Our conversation might have been more memorable if my attention hadn’t been distracted all the time by the flappings and cawings of the birds. Not much more memorable, though, because Isabella is one of those tiresome people who enjoy being mysterious about themselves. Trying to show a polite degree of interest in her, I asked if she had any special reason for choosing Parsons Haver for her retirement — she seemed of the sort of age to have recently retired, though from what profession one wouldn’t have cared to speculate.

“Oh,” she said, “I haven’t exactly retired.” And she gave a wouldn’t-you-like-to-know little smile, as if knowing her occupation were my dearest wish and I would beg her to tell me.

In case you happen to be tormented by curiosity on the subject, I found out later that the profession from which she had “not exactly retired” was what I would call fortune-telling, but I gather is nowadays called psychic counselling. On this occasion, though, I didn’t ask her any more questions about herself but simply invited her to ask me anything she’d like to know about shops and buses and so forth.
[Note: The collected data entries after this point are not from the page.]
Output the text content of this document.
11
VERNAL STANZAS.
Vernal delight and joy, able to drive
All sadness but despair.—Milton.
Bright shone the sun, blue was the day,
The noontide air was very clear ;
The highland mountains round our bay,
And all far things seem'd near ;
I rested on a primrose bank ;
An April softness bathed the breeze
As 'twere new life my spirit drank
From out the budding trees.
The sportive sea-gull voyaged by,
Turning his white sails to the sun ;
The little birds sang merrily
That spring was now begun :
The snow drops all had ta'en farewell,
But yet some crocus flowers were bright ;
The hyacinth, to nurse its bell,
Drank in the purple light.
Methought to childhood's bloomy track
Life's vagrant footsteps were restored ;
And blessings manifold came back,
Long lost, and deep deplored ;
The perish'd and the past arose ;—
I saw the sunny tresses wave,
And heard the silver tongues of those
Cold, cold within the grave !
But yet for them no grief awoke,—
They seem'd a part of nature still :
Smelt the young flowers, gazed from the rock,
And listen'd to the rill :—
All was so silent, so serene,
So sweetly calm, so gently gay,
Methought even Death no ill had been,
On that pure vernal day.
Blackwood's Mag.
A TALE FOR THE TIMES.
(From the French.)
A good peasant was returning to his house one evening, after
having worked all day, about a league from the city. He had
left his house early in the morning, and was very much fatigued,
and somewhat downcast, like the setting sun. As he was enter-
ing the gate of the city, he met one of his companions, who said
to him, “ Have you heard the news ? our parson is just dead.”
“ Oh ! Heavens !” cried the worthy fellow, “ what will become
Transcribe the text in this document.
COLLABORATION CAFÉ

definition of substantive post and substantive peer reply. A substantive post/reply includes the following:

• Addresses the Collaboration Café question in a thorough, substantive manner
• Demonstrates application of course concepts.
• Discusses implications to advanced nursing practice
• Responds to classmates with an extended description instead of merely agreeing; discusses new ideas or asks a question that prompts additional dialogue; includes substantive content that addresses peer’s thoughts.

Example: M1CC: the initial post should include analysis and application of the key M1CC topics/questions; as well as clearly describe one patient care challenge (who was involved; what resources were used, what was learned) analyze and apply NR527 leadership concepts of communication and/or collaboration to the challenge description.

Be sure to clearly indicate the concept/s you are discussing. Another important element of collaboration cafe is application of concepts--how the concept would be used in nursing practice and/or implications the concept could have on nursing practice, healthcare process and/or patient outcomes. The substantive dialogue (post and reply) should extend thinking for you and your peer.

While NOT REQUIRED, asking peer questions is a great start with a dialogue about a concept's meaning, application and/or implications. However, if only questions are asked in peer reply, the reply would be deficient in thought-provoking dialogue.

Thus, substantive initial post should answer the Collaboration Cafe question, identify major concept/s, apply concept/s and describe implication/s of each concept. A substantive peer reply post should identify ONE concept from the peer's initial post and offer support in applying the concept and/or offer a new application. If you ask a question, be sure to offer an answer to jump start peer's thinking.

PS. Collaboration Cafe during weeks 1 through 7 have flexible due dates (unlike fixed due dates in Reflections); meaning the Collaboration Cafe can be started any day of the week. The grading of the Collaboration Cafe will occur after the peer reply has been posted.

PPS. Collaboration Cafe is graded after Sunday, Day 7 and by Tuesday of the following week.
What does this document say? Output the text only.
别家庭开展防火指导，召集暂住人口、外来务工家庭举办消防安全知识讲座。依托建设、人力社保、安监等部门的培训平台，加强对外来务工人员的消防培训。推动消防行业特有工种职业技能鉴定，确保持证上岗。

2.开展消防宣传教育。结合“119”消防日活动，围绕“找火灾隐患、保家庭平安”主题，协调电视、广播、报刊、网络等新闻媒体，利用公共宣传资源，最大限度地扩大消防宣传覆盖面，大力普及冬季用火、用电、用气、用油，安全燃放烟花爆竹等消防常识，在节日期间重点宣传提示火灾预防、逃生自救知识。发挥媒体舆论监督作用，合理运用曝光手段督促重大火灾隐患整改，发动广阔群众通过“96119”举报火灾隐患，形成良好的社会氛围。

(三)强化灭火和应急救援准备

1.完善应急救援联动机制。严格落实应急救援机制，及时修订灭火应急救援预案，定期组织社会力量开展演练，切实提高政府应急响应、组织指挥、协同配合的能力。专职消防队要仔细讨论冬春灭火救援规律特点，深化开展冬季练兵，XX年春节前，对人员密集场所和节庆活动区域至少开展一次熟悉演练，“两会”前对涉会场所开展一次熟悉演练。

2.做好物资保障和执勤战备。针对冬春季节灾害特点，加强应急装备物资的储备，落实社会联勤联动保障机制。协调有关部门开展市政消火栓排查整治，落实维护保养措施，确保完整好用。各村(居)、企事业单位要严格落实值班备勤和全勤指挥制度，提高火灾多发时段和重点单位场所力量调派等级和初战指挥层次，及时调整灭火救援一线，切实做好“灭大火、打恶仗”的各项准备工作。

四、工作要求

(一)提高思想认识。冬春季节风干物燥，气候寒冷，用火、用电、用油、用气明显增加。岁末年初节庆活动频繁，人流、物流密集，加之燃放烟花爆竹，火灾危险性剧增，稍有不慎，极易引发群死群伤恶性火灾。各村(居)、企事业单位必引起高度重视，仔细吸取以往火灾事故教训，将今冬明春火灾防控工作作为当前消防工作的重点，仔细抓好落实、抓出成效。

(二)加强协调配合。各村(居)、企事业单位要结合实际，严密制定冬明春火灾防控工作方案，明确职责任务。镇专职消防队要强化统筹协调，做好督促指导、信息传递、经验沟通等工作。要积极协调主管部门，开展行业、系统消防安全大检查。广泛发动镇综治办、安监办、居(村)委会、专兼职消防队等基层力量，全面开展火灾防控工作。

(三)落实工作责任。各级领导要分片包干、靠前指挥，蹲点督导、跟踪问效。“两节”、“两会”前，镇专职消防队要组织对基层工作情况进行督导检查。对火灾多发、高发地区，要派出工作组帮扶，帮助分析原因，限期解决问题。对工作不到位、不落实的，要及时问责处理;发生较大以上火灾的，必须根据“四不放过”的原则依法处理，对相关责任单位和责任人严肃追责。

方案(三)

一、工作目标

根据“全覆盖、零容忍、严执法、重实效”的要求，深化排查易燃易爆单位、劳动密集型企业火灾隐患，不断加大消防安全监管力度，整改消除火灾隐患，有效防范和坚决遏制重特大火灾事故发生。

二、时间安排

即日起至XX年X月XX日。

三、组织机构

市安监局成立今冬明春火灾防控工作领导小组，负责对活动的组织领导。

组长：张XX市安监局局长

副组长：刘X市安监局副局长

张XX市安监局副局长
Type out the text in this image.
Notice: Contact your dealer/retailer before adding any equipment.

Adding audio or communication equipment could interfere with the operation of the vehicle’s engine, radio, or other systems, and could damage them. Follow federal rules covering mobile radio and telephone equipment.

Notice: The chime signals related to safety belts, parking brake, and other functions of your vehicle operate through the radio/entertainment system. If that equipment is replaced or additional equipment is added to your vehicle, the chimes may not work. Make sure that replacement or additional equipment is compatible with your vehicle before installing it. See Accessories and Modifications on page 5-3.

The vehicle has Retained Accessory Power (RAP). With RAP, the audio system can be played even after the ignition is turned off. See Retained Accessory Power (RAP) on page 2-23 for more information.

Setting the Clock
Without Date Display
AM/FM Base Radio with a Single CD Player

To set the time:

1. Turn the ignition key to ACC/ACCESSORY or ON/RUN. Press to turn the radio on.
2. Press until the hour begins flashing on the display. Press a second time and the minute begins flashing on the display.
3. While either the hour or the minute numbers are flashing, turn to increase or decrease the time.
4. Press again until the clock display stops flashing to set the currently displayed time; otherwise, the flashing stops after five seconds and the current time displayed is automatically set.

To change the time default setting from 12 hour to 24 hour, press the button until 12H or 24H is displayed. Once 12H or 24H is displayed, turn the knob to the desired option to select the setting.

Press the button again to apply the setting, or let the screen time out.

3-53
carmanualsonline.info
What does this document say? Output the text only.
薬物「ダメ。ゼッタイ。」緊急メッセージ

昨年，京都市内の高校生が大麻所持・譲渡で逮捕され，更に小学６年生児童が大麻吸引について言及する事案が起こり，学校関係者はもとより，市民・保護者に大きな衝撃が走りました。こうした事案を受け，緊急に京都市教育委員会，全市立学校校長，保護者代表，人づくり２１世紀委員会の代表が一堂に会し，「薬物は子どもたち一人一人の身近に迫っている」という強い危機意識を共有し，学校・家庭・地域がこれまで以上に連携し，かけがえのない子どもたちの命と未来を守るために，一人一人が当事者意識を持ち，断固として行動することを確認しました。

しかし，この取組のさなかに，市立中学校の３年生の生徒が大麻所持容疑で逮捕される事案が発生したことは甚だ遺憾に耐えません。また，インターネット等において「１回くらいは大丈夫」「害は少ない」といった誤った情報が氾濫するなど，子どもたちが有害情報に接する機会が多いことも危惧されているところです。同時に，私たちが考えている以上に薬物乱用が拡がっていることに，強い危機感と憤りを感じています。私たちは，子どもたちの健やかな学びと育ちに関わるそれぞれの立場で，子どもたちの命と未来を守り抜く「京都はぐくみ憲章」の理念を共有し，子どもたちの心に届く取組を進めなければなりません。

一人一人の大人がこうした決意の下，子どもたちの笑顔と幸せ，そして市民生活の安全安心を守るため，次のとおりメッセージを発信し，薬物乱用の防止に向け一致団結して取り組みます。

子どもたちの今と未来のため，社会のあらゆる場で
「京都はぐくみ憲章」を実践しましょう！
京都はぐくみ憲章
I did also mention that if she wanted anyone to clean for her, I could thoroughly recommend Mrs. Tyrrell — Mrs. Tyrrell is a single mother, and I thought she might be pleased to do a few extra hours.

“Oh no, thank you,” she said. “Women of that class are such gossips, aren’t they?” Women of that class indeed — some people are enough to turn anyone Socialist. “Anyway, I have my niece to do that sort of thing.”

“Oh really?” I said, rather surprised to hear that there was another member of the household, and wondering where she was. “How nice for you to have such a devoted niece. I’m afraid mine’s far too busy with her practice at the Bar to come and do my housework for me.”